Ukip leader Nigel Farage made headlines this week when he warned that up to half a million jihadists could cross the Mediterranean and claim asylum in Europe, under new guidelines agreed by Brussels in response to thousands of migrant deaths at sea.
But unreported by the media were comments made by Mr Farage in the same speech, in which he blamed European trade policies for keeping Africa stymied by poverty, and called for action to overturn the policies, allowing Africa to prosper.
In his speech in the European Parliament at Strasbourg, Mr Farage said: “We are hypocrites in this place when we talk about poverty in Africa, when we pursue a common agricultural policy that puts barriers up to them selling us their agricultural produce; when we have a fisheries policy that rapes and pillages their seas and has caused environmental destruction. We just assuage our consciences by giving away a bit of foreign aid.
“I am not blind to the human suffering that we have caused in many of these countries. I would call on this Parliament and Commission to end the barriers to trade, to stop the fisheries policy, to ask the United Nations to get involved, and to try and help.”
Coincidentally, science writer and Peer Matt Ridley made a strikingly similar point this week, blaming Western environmental policies for the failure of Africa to develop and thrive in the modern era (h/t Bishop Hill)
In a column for the Times, Ridley quotes a “silly comment” by green journalist James Murray, who blogged “This is what climate crisis looks like . . . We know there is evidence that the violence triggered by the Arab Spring uprisings of 2011 were in part fuelled by protests over soaring food prices.”
In fact, as Ridley explains, food prices have soared due in large part to Western governments turning farmland over to the production of biofuels in order to meet climate change targets. “Climate policies were probably a greater contributor to the Arab Spring than climate change itself,” he added.
Furthermore, Europe and America are actively preventing Africa from using its abundant fossil fuel resources to generate electricity, and is trying to force renewables onto the continent instead.
“Without abundant fuel and power, prosperity is impossible: workers cannot amplify their productivity, doctors cannot preserve vaccines, students cannot learn after dark, goods cannot get to market,” says Ridley.

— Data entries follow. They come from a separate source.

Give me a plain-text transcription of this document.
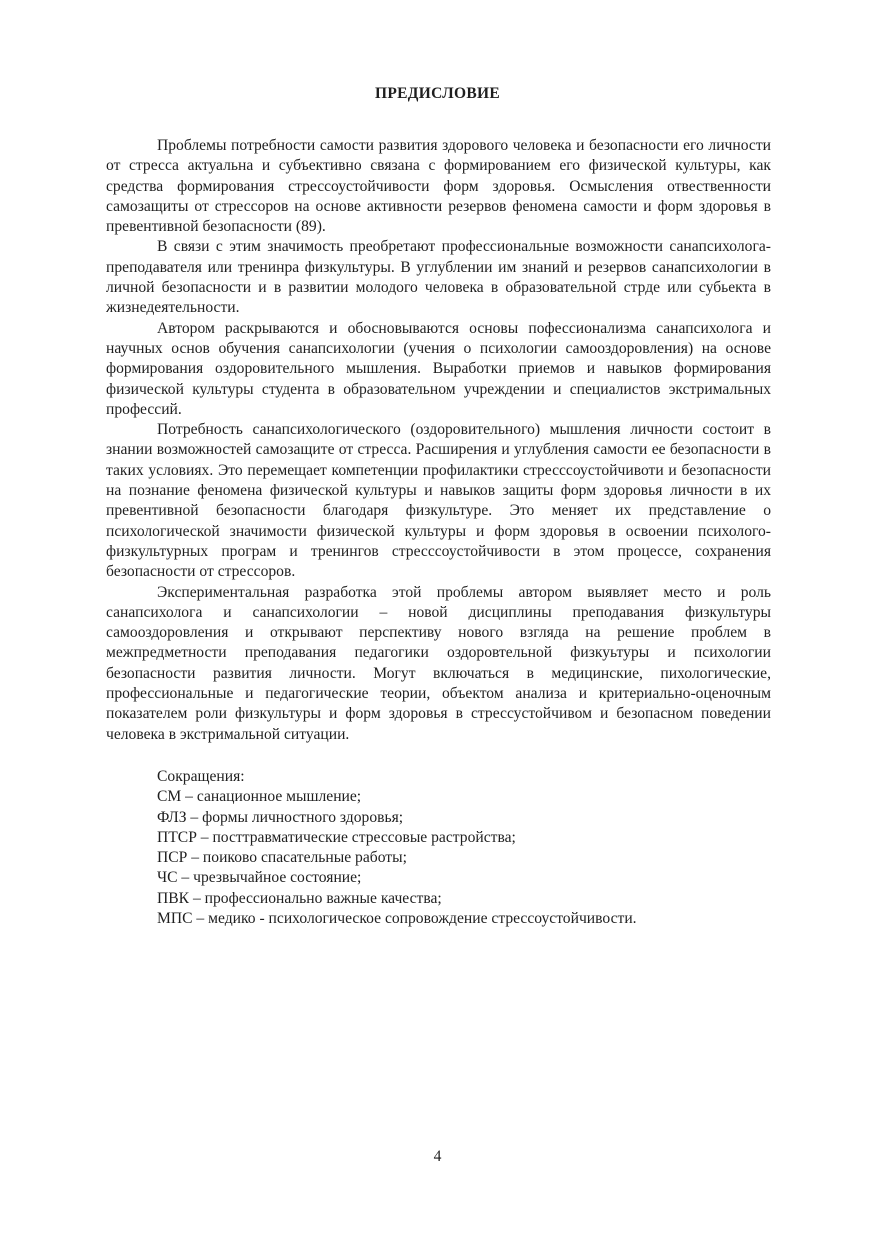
ПРЕДИСЛОВИЕ

Проблемы потребности самости развития здорового человека и безопасности его личности от стресса актуальна и субъективно связана с формированием его физической культуры, как средства формирования стрессоустойчивости форм здоровья. Осмысления отвественности самозащиты от стрессоров на основе активности резервов феномена самости и форм здоровья в превентивной безопасности (89).

В связи с этим значимость преобретают профессиональные возможности санапсихолога-преподавателя или тренинра физкультуры. В углублении им знаний и резервов санапсихологии в личной безопасности и в развитии молодого человека в образовательной стрде или субьекта в жизнедеятельности.

Автором раскрываются и обосновываются основы пофессионализма санапсихолога и научных основ обучения санапсихологии (учения о психологии самооздоровления) на основе формирования оздоровительного мышления. Выработки приемов и навыков формирования физической культуры студента в образовательном учреждении и специалистов экстримальных профессий.

Потребность санапсихологического (оздоровительного) мышления личности состоит в знании возможностей самозащите от стресса. Расширения и углубления самости ее безопасности в таких условиях. Это перемещает компетенции профилактики стресссоустойчивоти и безопасности на познание феномена физической культуры и навыков защиты форм здоровья личности в их превентивной безопасности благодаря физкультуре. Это меняет их представление о психологической значимости физической культуры и форм здоровья в освоении психолого-физкультурных програм и тренингов стресссоустойчивости в этом процессе, сохранения безопасности от стрессоров.

Экспериментальная разработка этой проблемы автором выявляет место и роль санапсихолога и санапсихологии – новой дисциплины преподавания физкультуры самооздоровления и открывают перспективу нового взгляда на решение проблем в межпредметности преподавания педагогики оздоровтельной физкуьтуры и психологии безопасности развития личности. Могут включаться в медицинские, пихологические, профессиональные и педагогические теории, объектом анализа и критериально-оценочным показателем роли физкультуры и форм здоровья в стрессустойчивом и безопасном поведении человека в экстримальной ситуации.

Сокращения:
СМ – санационное мышление;
ФЛЗ – формы личностного здоровья;
ПТСР – посттравматические стрессовые растройства;
ПСР – поиково спасательные работы;
ЧС – чрезвычайное состояние;
ПВК – профессионально важные качества;
МПС – медико - психологическое сопровождение стрессоустойчивости.
4
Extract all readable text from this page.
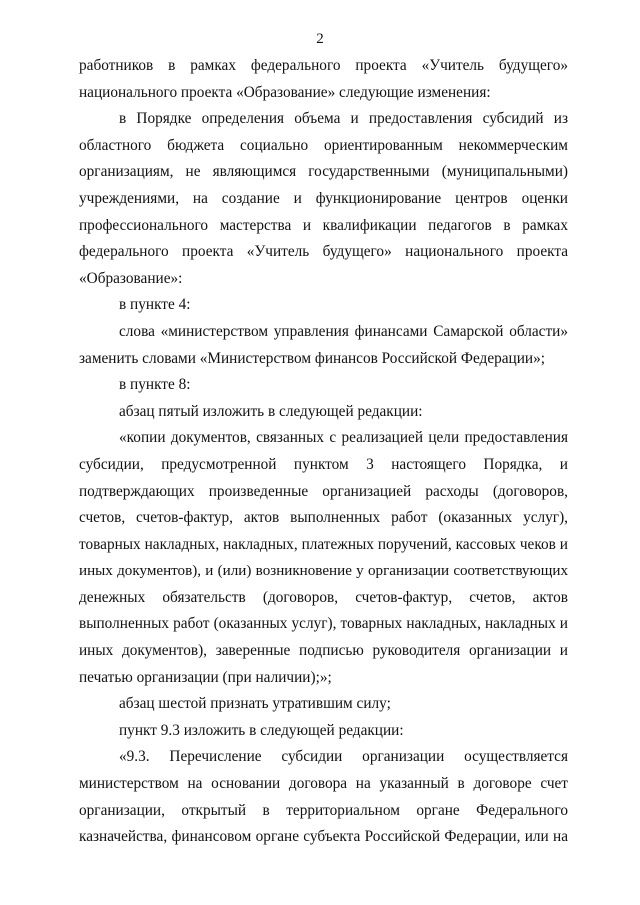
2
работников в рамках федерального проекта «Учитель будущего»
национального проекта «Образование» следующие изменения:
в Порядке определения объема и предоставления субсидий из
областного бюджета социально ориентированным некоммерческим
организациям, не являющимся государственными (муниципальными)
учреждениями, на создание и функционирование центров оценки
профессионального мастерства и квалификации педагогов в рамках
федерального проекта «Учитель будущего» национального проекта
«Образование»:
в пункте 4:
слова «министерством управления финансами Самарской области»
заменить словами «Министерством финансов Российской Федерации»;
в пункте 8:
абзац пятый изложить в следующей редакции:
«копии документов, связанных с реализацией цели предоставления
субсидии, предусмотренной пунктом 3 настоящего Порядка, и
подтверждающих произведенные организацией расходы (договоров,
счетов, счетов-фактур, актов выполненных работ (оказанных услуг),
товарных накладных, накладных, платежных поручений, кассовых чеков и
иных документов), и (или) возникновение у организации соответствующих
денежных обязательств (договоров, счетов-фактур, счетов, актов
выполненных работ (оказанных услуг), товарных накладных, накладных и
иных документов), заверенные подписью руководителя организации и
печатью организации (при наличии);»;
абзац шестой признать утратившим силу;
пункт 9.3 изложить в следующей редакции:
«9.3. Перечисление субсидии организации осуществляется
министерством на основании договора на указанный в договоре счет
организации, открытый в территориальном органе Федерального
казначейства, финансовом органе субъекта Российской Федерации, или на
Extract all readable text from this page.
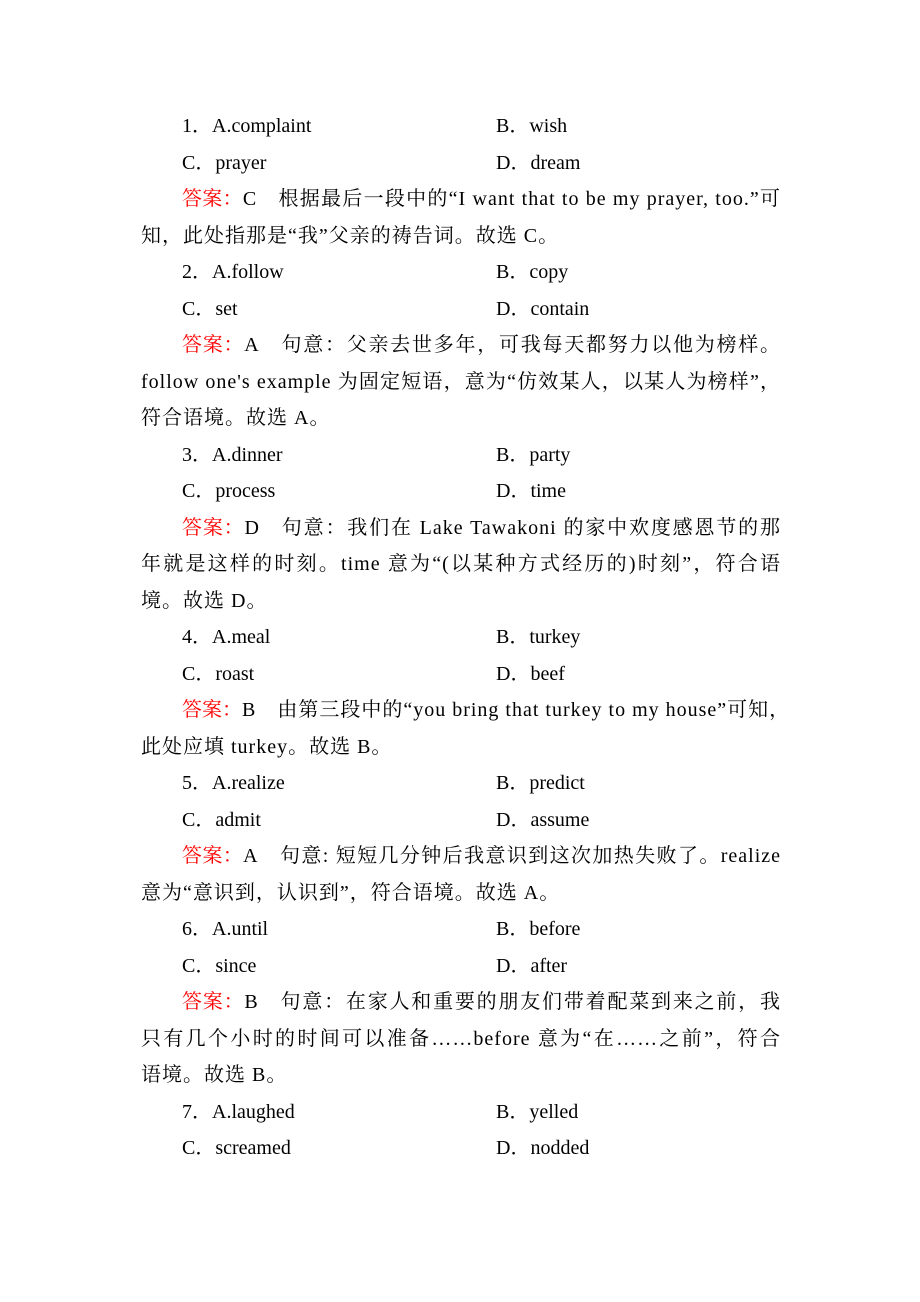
1．A.complaint	B．wish
C．prayer	D．dream
答案：C 根据最后一段中的“I want that to be my prayer, too.”可
知，此处指那是“我”父亲的祷告词。故选 C。
2．A.follow	B．copy
C．set	D．contain
答案：A 句意：父亲去世多年，可我每天都努力以他为榜样。
follow one's example 为固定短语，意为“仿效某人，以某人为榜样”，
符合语境。故选 A。
3．A.dinner	B．party
C．process	D．time
答案：D 句意：我们在 Lake Tawakoni 的家中欢度感恩节的那
年就是这样的时刻。time 意为“(以某种方式经历的)时刻”，符合语
境。故选 D。
4．A.meal	B．turkey
C．roast	D．beef
答案：B 由第三段中的“you bring that turkey to my house”可知，
此处应填 turkey。故选 B。
5．A.realize	B．predict
C．admit	D．assume
答案：A 句意: 短短几分钟后我意识到这次加热失败了。realize
意为“意识到，认识到”，符合语境。故选 A。
6．A.until	B．before
C．since	D．after
答案：B 句意：在家人和重要的朋友们带着配菜到来之前，我
只有几个小时的时间可以准备……before 意为“在……之前”，符合
语境。故选 B。
7．A.laughed	B．yelled
C．screamed	D．nodded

“Nearly 700 million Africans rely mainly on wood or dung to cook and heat with, and 600 million have no access to electric light. Britain with 60 million people has nearly as much electricity-generating capacity as the whole of sub-Saharan Africa, minus South Africa”
According to the Centre for Global Development, $10 billion spent on building renewable energy infrastructure in sub-saharan Africa could bring a basic electricity supply to between 20 and 27 million people. The same amount invested in gas fired generation would supply 90 million Africans with vital energy.

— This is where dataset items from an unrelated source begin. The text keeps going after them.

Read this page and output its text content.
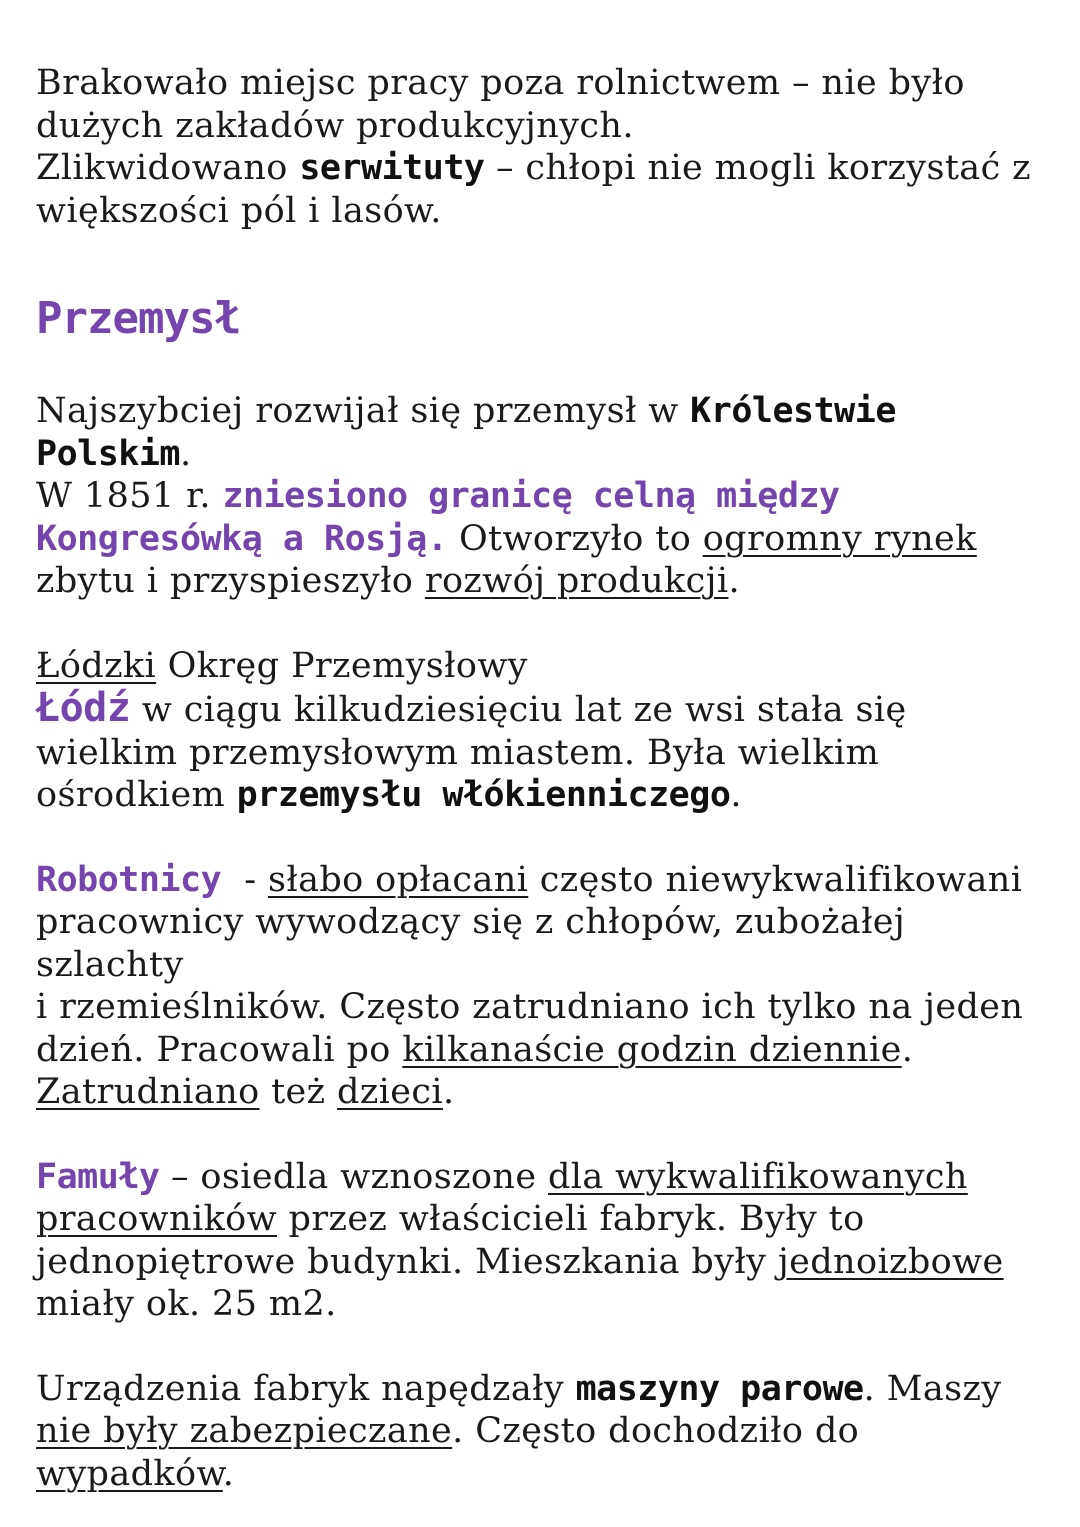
Brakowało miejsc pracy poza rolnictwem – nie było
dużych zakładów produkcyjnych.
Zlikwidowano serwituty – chłopi nie mogli korzystać z
większości pól i lasów.

Przemysł

Najszybciej rozwijał się przemysł w Królestwie Polskim.
W 1851 r. zniesiono granicę celną między
Kongresówką a Rosją. Otworzyło to ogromny rynek
zbytu i przyspieszyło rozwój produkcji.

Łódzki Okręg Przemysłowy
Łódź w ciągu kilkudziesięciu lat ze wsi stała się
wielkim przemysłowym miastem. Była wielkim
ośrodkiem przemysłu włókienniczego.

Robotnicy  - słabo opłacani często niewykwalifikowani
pracownicy wywodzący się z chłopów, zubożałej szlachty
i rzemieślników. Często zatrudniano ich tylko na jeden
dzień. Pracowali po kilkanaście godzin dziennie.
Zatrudniano też dzieci.

Famuły – osiedla wznoszone dla wykwalifikowanych
pracowników przez właścicieli fabryk. Były to
jednopiętrowe budynki. Mieszkania były jednoizbowe
miały ok. 25 m2.

Urządzenia fabryk napędzały maszyny parowe. Maszy
nie były zabezpieczane. Często dochodziło do wypadków.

Unsurprisingly, the western policy is suffering a backlash. Ridley cites Donald Kaberuka, president of the African Development Bank, as saying that is hypocritical for western governments, made rich by fossil fuels, “to say to African countries, ‘You cannot develop dams, you cannot develop coal, just rely on these very expensive renewables’. African countries will not listen.”
And while Europe and America are pulling out of African investment programs (Ed Davey brought to a halt British investment in coal power in developing countries in 2013), China is happy to step in to fill the gap. Her Asian Infrastructure Investment Bank is willing to fund coal plants, much to the chagrin of Washington and Brussels.
Likewise, Australia and Japan are joining forces to construct “clean coal” plants in the developing world.
Ridley says that some green campaigners “argue that rural parts of Africa may be able to eschew giant power grids and leapfrog into off-grid solar-powered electricity, a bit like Kenya has with mobile banking. But that costs more and it won’t power factories.”
He concludes: “The continent needs both, and those who advocate no support for coal are effectively saying that the adoption of renewable energy is more important than alleviating African poverty.”